Traditional stochastic modeling efforts for exploration project assessment start from a model that incorporates estimates of uncertainties and risks and then simulates how the company (decision subject) acts as the risks and uncertainties are resolved (outcomes revealed). In resource play assessment the model also often includes learning of the experience curve (learning-bydoing) type: there is a model component that specifies how uncertain well costs and uncertain drilling durations are reduced as a function of the cumulative number of wells that have been drilled.

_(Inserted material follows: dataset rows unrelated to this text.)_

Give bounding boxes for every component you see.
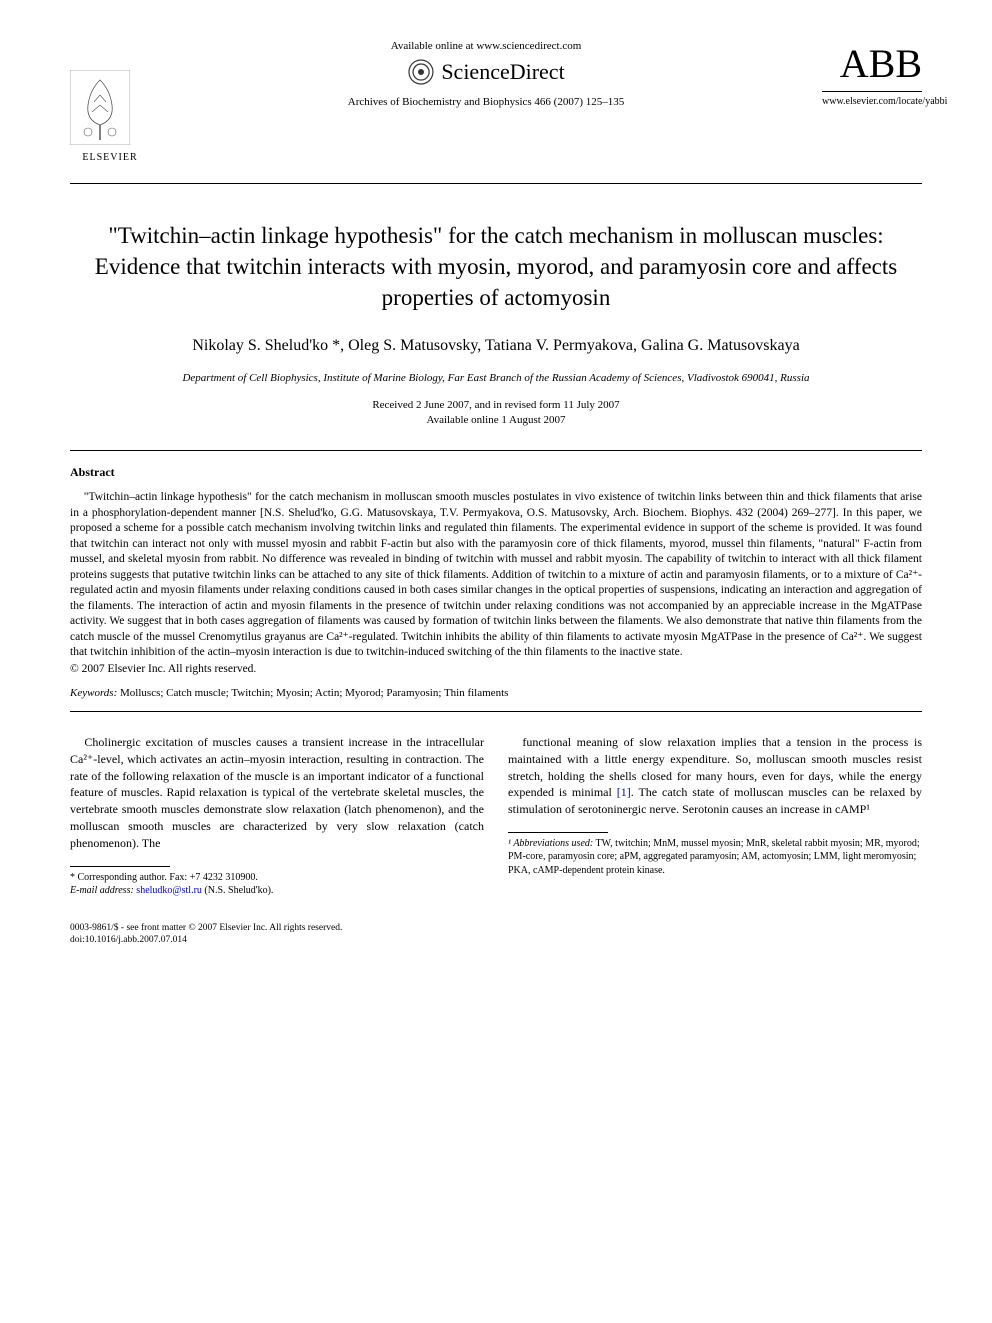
elsevier-tree-icon [70, 70, 130, 145]
footer-left: 0003-9861/$ - see front matter © 2007 El… [70, 922, 342, 947]
article-affiliation: Department of Cell Biophysics, Institute… [70, 372, 922, 384]
issn-line: 0003-9861/$ - see front matter © 2007 El… [70, 922, 342, 934]
body-paragraph: Cholinergic excitation of muscles causes… [70, 734, 484, 852]
article-title: "Twitchin–actin linkage hypothesis" for … [70, 220, 922, 313]
header-divider [70, 183, 922, 184]
body-column-left: Cholinergic excitation of muscles causes… [70, 734, 484, 898]
corresponding-footnote: * Corresponding author. Fax: +7 4232 310… [70, 871, 484, 885]
keywords-label: Keywords: [70, 687, 117, 699]
available-online-text: Available online at www.sciencedirect.co… [150, 40, 822, 52]
body-paragraph: functional meaning of slow relaxation im… [508, 734, 922, 818]
footnote-divider [70, 866, 170, 867]
abstract-heading: Abstract [70, 465, 922, 480]
abbreviations-footnote: ¹ Abbreviations used: TW, twitchin; MnM,… [508, 837, 922, 878]
elsevier-logo: ELSEVIER [70, 70, 150, 163]
reference-link[interactable]: [1] [617, 785, 631, 799]
sciencedirect-swirl-icon [407, 58, 435, 86]
email-label: E-mail address: [70, 885, 134, 896]
journal-abbrev-block: ABB www.elsevier.com/locate/yabbi [822, 40, 922, 107]
body-column-right: functional meaning of slow relaxation im… [508, 734, 922, 898]
abstract-top-divider [70, 450, 922, 451]
available-date: Available online 1 August 2007 [70, 413, 922, 428]
article-authors: Nikolay S. Shelud'ko *, Oleg S. Matusovs… [70, 335, 922, 357]
received-date: Received 2 June 2007, and in revised for… [70, 398, 922, 413]
body-text: Cholinergic excitation of muscles causes… [70, 734, 922, 898]
abbrev-label: ¹ Abbreviations used: [508, 838, 593, 849]
abstract-copyright: © 2007 Elsevier Inc. All rights reserved… [70, 663, 922, 675]
keywords: Keywords: Molluscs; Catch muscle; Twitch… [70, 687, 922, 699]
sciencedirect-name: ScienceDirect [441, 59, 564, 85]
email-link[interactable]: sheludko@stl.ru [136, 885, 202, 896]
footnote-divider [508, 832, 608, 833]
journal-reference: Archives of Biochemistry and Biophysics … [150, 96, 822, 108]
sciencedirect-logo: ScienceDirect [150, 58, 822, 86]
elsevier-label: ELSEVIER [70, 152, 150, 163]
keywords-text: Molluscs; Catch muscle; Twitchin; Myosin… [120, 687, 508, 699]
journal-abbrev: ABB [822, 40, 922, 87]
divider [822, 91, 922, 92]
email-author: (N.S. Shelud'ko). [204, 885, 273, 896]
abstract-text: "Twitchin–actin linkage hypothesis" for … [70, 490, 922, 661]
article-dates: Received 2 June 2007, and in revised for… [70, 398, 922, 429]
header-center: Available online at www.sciencedirect.co… [150, 40, 822, 108]
abstract-bottom-divider [70, 711, 922, 712]
page-footer: 0003-9861/$ - see front matter © 2007 El… [70, 922, 922, 947]
locate-url: www.elsevier.com/locate/yabbi [822, 96, 922, 107]
email-footnote: E-mail address: sheludko@stl.ru (N.S. Sh… [70, 884, 484, 898]
journal-header: ELSEVIER Available online at www.science… [70, 40, 922, 163]
doi-line: doi:10.1016/j.abb.2007.07.014 [70, 934, 342, 946]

This paper presents a framework for assessment of recovered resources and economic value that also models statistical learning. The framework includes an explicit model of how prior uncertainties are transformed into posterior uncertainties and simulates decisions that are based on the posterior uncertainties -- and not on full certainty. The learning application is shale gas resource play assessment and the learning is linked to pilot production. The work follows up on earlier work (Haskett & Brown, 2005) that recognizes that analogs used to define well performance provide an envelope (a population) of well curves. The new integrated analytics presented in this paper use the pilot production to constrain the prior distribution and make decisions based on the resulting posterior well performance (EUR/well) curves. Modeling learning provides a basis for a more realistic simulation that captures not only the potential for more or less effective decisions, but also can be used to assess the value of information. Application is illustrated with an assessment that is used to support the decision to enter a shale gas resource play.